Well, obviously the first thing he does here is to pray. He cries out to God concerning the situation. He tells God everything, holding nothing back. He turns to the only One whom he knows really understands what this is all about. Understands like no one else.
But, why should David consider it to be a priority to pray before, for example, he gets himself a lawyer and seeks witnesses, etc. (all useful at times)? Let him explain:
Because he knows God! Firstly, as his “refuge” (v 1). He says, “O Lord my God, I turn aside to hide my soul in you. I trust you to save me…” (TPT). He then calls him “my Shield” (v 10), or as the TPT says: “God, your wrap-around presence is my protection, and my defence. You bring victory to all who reach out to you” (v 10). David knows who to go to in order to be in safe hands! In other psalms, he calls God his “fortress” into which he runs for safety in an attack.

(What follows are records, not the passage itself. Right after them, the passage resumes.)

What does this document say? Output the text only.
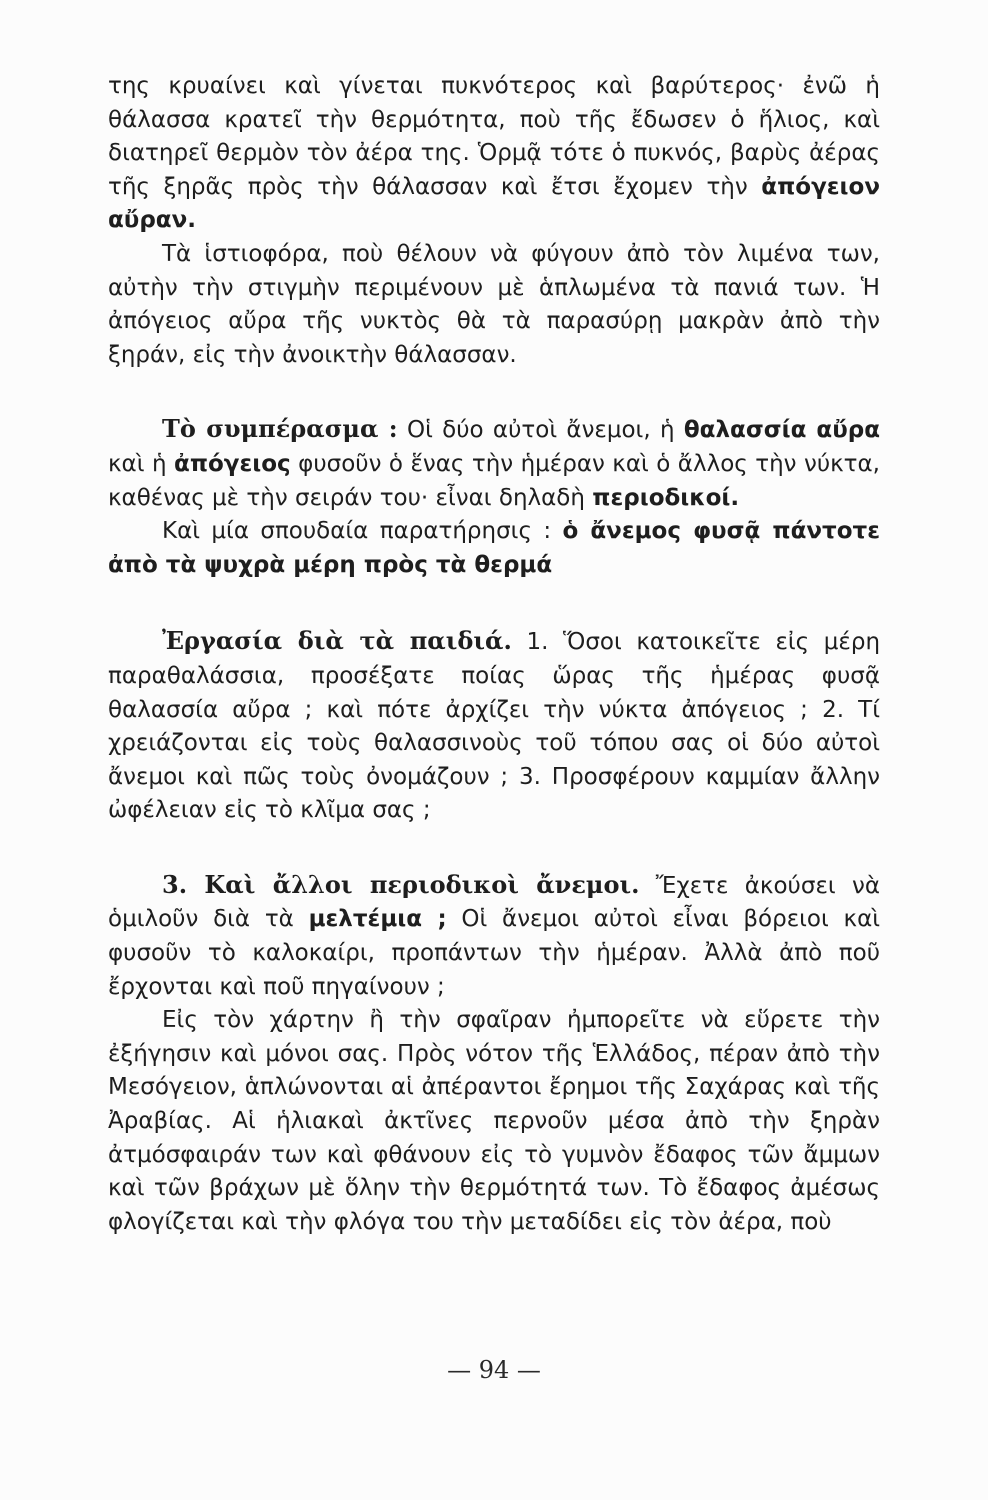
της κρυαίνει καὶ γίνεται πυκνότερος καὶ βαρύτερος· ἐνῶ ἡ θάλασσα κρατεῖ τὴν θερμότητα, ποὺ τῆς ἔδωσεν ὁ ἥλιος, καὶ διατηρεῖ θερμὸν τὸν ἀέρα της. Ὁρμᾷ τότε ὁ πυκνός, βαρὺς ἀέρας τῆς ξηρᾶς πρὸς τὴν θάλασσαν καὶ ἔτσι ἔχομεν τὴν ἀπόγειον αὔραν.

Τὰ ἱστιοφόρα, ποὺ θέλουν νὰ φύγουν ἀπὸ τὸν λιμένα των, αὐτὴν τὴν στιγμὴν περιμένουν μὲ ἁπλωμένα τὰ πανιά των. Ἡ ἀπόγειος αὔρα τῆς νυκτὸς θὰ τὰ παρασύρῃ μακρὰν ἀπὸ τὴν ξηράν, εἰς τὴν ἀνοικτὴν θάλασσαν.

Τὸ συμπέρασμα : Οἱ δύο αὐτοὶ ἄνεμοι, ἡ θαλασσία αὔρα καὶ ἡ ἀπόγειος φυσοῦν ὁ ἕνας τὴν ἡμέραν καὶ ὁ ἄλλος τὴν νύκτα, καθένας μὲ τὴν σειράν του· εἶναι δηλαδὴ περιοδικοί.

Καὶ μία σπουδαία παρατήρησις : ὁ ἄνεμος φυσᾷ πάντοτε ἀπὸ τὰ ψυχρὰ μέρη πρὸς τὰ θερμά

Ἐργασία διὰ τὰ παιδιά. 1. Ὅσοι κατοικεῖτε εἰς μέρη παραθαλάσσια, προσέξατε ποίας ὥρας τῆς ἡμέρας φυσᾷ θαλασσία αὔρα ; καὶ πότε ἀρχίζει τὴν νύκτα ἀπόγειος ; 2. Τί χρειάζονται εἰς τοὺς θαλασσινοὺς τοῦ τόπου σας οἱ δύο αὐτοὶ ἄνεμοι καὶ πῶς τοὺς ὀνομάζουν ; 3. Προσφέρουν καμμίαν ἄλλην ὠφέλειαν εἰς τὸ κλῖμα σας ;

3. Καὶ ἄλλοι περιοδικοὶ ἄνεμοι. Ἔχετε ἀκούσει νὰ ὁμιλοῦν διὰ τὰ μελτέμια ; Οἱ ἄνεμοι αὐτοὶ εἶναι βόρειοι καὶ φυσοῦν τὸ καλοκαίρι, προπάντων τὴν ἡμέραν. Ἀλλὰ ἀπὸ ποῦ ἔρχονται καὶ ποῦ πηγαίνουν ;

Εἰς τὸν χάρτην ἢ τὴν σφαῖραν ἠμπορεῖτε νὰ εὕρετε τὴν ἐξήγησιν καὶ μόνοι σας. Πρὸς νότον τῆς Ἑλλάδος, πέραν ἀπὸ τὴν Μεσόγειον, ἁπλώνονται αἱ ἀπέραντοι ἔρημοι τῆς Σαχάρας καὶ τῆς Ἀραβίας. Αἱ ἡλιακαὶ ἀκτῖνες περνοῦν μέσα ἀπὸ τὴν ξηρὰν ἀτμόσφαιράν των καὶ φθάνουν εἰς τὸ γυμνὸν ἔδαφος τῶν ἄμμων καὶ τῶν βράχων μὲ ὅλην τὴν θερμότητά των. Τὸ ἔδαφος ἀμέσως φλογίζεται καὶ τὴν φλόγα του τὴν μεταδίδει εἰς τὸν ἀέρα, ποὺ

— 94 —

And what else is it about God’s character that is so very relevant to him and gives him confidence? David knows that He alone is “righteous”. He says:
“For you are the righteous God, the Soul-Searcher, who looks deep into every heart to examine the thoughts and motives…Righteousness is revealed every time you judge, Because of the strength of your forgiveness, your anger does not break out every day, even though you are a righteous judge” (v 9b, 11 TPT) David knows that the judgement delivered by God will always be right! And so he is able to conclude, “I will give thanks to the Lord because of his righteousness;
I will sing the praises of the name of the Lord Most High.” (v 17 NIV)
Whatever our situation, whether it involves false accusations or any other evil thing, our first priority is always to pray. But in praying, recognize who we are praying to. Who our God is. What the defining characteristics of this God are that we are praying to, and why we can therefore be confident and trust him to “make everything right in the end” (v 17 TPT).
Tremper Longman concludes:
“With Jesus’ advent…[this prayer psalm take on a new significance]…The Christian too is engaged in a battle, but against ‘the rulers…authorities…the powers of this dark world and against the spiritual forces of evil in the heavenly realm’ (Eph. 6:12). The Christian now prays Psalm 7 with this battle in mind, knowing that Jesus contends on their behalf” and will ultimately “return as a Warrior [note the language of Psalm 7:11-13] to render final judgement against all human and spiritual enemies (Rev. 19:11-21). “ (see references # 30)
Father, thank you that you are our “refuge”, our “shield”, and you are the only true “righteous judge”. In you we trust. Enable us, whatever the circumstances, to remember to always run to you, “my loving God and my fortress, my stronghold and my deliverer, my shield, in whom I take refuge…” (Psalm 144:2). Amen.